Wednesday 11 April 2012

Aan de race


In paniek schrik ik wakker. Het is de nacht voordat we 21 km rennen in Kaapstad. Heuvel op strompel ik, terwijl ik steeds denk ‘ik kan niet meer’ tot ik langs de kant van de weg een bekende zie. Ik barst spontaan in snikken uit, schop mijn schoenen de berm in en dat is dan dat.
En dan ben ik dus klaarwakker en is het nog lang geen tijd om te rennen. Ik denk wel, als ik gewoon nu ga heb ik het maar gehad. Dat had ik de avond ervoor eigenlijk ook al bedacht en uitgesproken, maar dat leidde alleen maar tot de reactie: ‘Dat is echt een belachelijk idee!’ En dat is het natuurlijk ook.
Dus ik laat, wakker als ik ben, het gesprek met moeders op school de revue nog maar eens passeren.
‘Of er langs het parcours wc’s zijn?’
‘Ja, of dat die er dus zijn,’ vat ik de vraag gemakshalve even samen.
De twee moeders van school kijken elkaar hulpeloos aan, daarna kijken ze mij weer hulpeloos aan en dan elkaar weer. Juist als ik me af begin te vragen of ze wel weten wat een wc is, geeft er één antwoord.
‘Nee, ja, nee, ja ze staan er wel, maar je hoeft eigenlijk nooit, zegt ze aarzelend. Nee, je hoeft eigenlijk nooit,’ voegt de ander opgelucht toe.
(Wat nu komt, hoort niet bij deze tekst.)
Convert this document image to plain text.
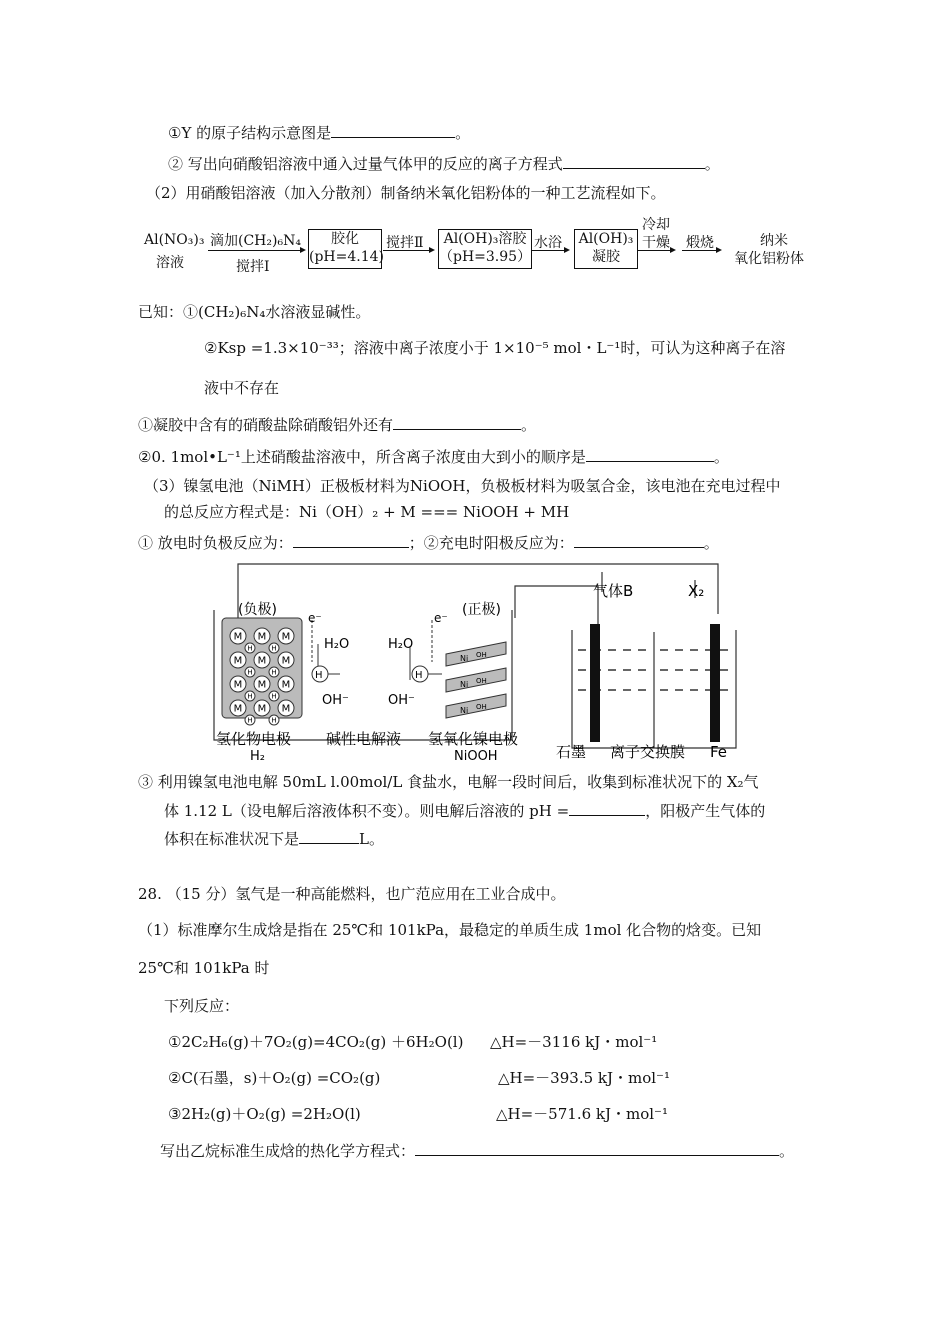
①Y 的原子结构示意图是	。
② 写出向硝酸铝溶液中通入过量气体甲的反应的离子方程式	。
（2）用硝酸铝溶液（加入分散剂）制备纳米氧化铝粉体的一种工艺流程如下。
Al(NO₃)₃
溶液
滴加(CH₂)₆N₄
搅拌Ⅰ
胶化
(pH=4.14)
搅拌Ⅱ	Al(OH)₃溶胶
（pH=3.95）
水浴 Al(OH)₃
凝胶
冷却
干燥 煅烧	纳米
氧化铝粉体
已知：①(CH₂)₆N₄水溶液显碱性。
②Ksp =1.3×10⁻³³；溶液中离子浓度小于 1×10⁻⁵ mol・L⁻¹时，可认为这种离子在溶
液中不存在
①凝胶中含有的硝酸盐除硝酸铝外还有	。
②0. 1mol•L⁻¹上述硝酸盐溶液中，所含离子浓度由大到小的顺序是	。
（3）镍氢电池（NiMH）正极板材料为NiOOH，负极板材料为吸氢合金，该电池在充电过程中
的总反应方程式是：Ni（OH）₂ + M === NiOOH + MH
① 放电时负极反应为：	；②充电时阳极反应为：	。
M M M
M M M
M M M
M M M
H	H
H	H
H	H
H	H
H	H
(负极)	(正极)
e⁻	e⁻
H₂O	H₂O
OH⁻	OH⁻
Ni OH
Ni OH
Ni OH
气体B	X₂
氢化物电极
H₂
碱性电解液 氢氧化镍电极
NiOOH	石墨 离子交换膜 Fe
③ 利用镍氢电池电解 50mL l.00mol/L 食盐水，电解一段时间后，收集到标准状况下的 X₂气
体 1.12 L（设电解后溶液体积不变）。则电解后溶液的 pH =	，阳极产生气体的
体积在标准状况下是	L。
28. （15 分）氢气是一种高能燃料，也广范应用在工业合成中。
（1）标准摩尔生成焓是指在 25℃和 101kPa，最稳定的单质生成 1mol 化合物的焓变。已知
25℃和 101kPa 时
下列反应：
①2C₂H₆(g)＋7O₂(g)=4CO₂(g) ＋6H₂O(l) △H=－3116 kJ・mol⁻¹
②C(石墨，s)＋O₂(g) =CO₂(g)	△H=－393.5 kJ・mol⁻¹
③2H₂(g)＋O₂(g) =2H₂O(l)	△H=－571.6 kJ・mol⁻¹
写出乙烷标准生成焓的热化学方程式：	。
Waarop ze een gesprek beginnen over de beste kleding om in te rennen en energiegel die je moet consumeren voordat je 4 km heuvel opwaarts rent.
Heuvel opwaarts?! Denk ik even, maar ik heb andere prioriteiten in de rangorde van vragen stellen.
‘En dat werkt niet laxerend of zo?’ Het beeld van dat je heul nodig moet terwijl je als een hinde soepeltjes 21 km aflegt, heeft zich aan me opgedrongen, dus ik moet het weten. ‘Nee, of althans, dat hebben wij in ieder geval nog nooit meegemaakt toch? Nee, dat hebben wij nog nooit meegemaakt.’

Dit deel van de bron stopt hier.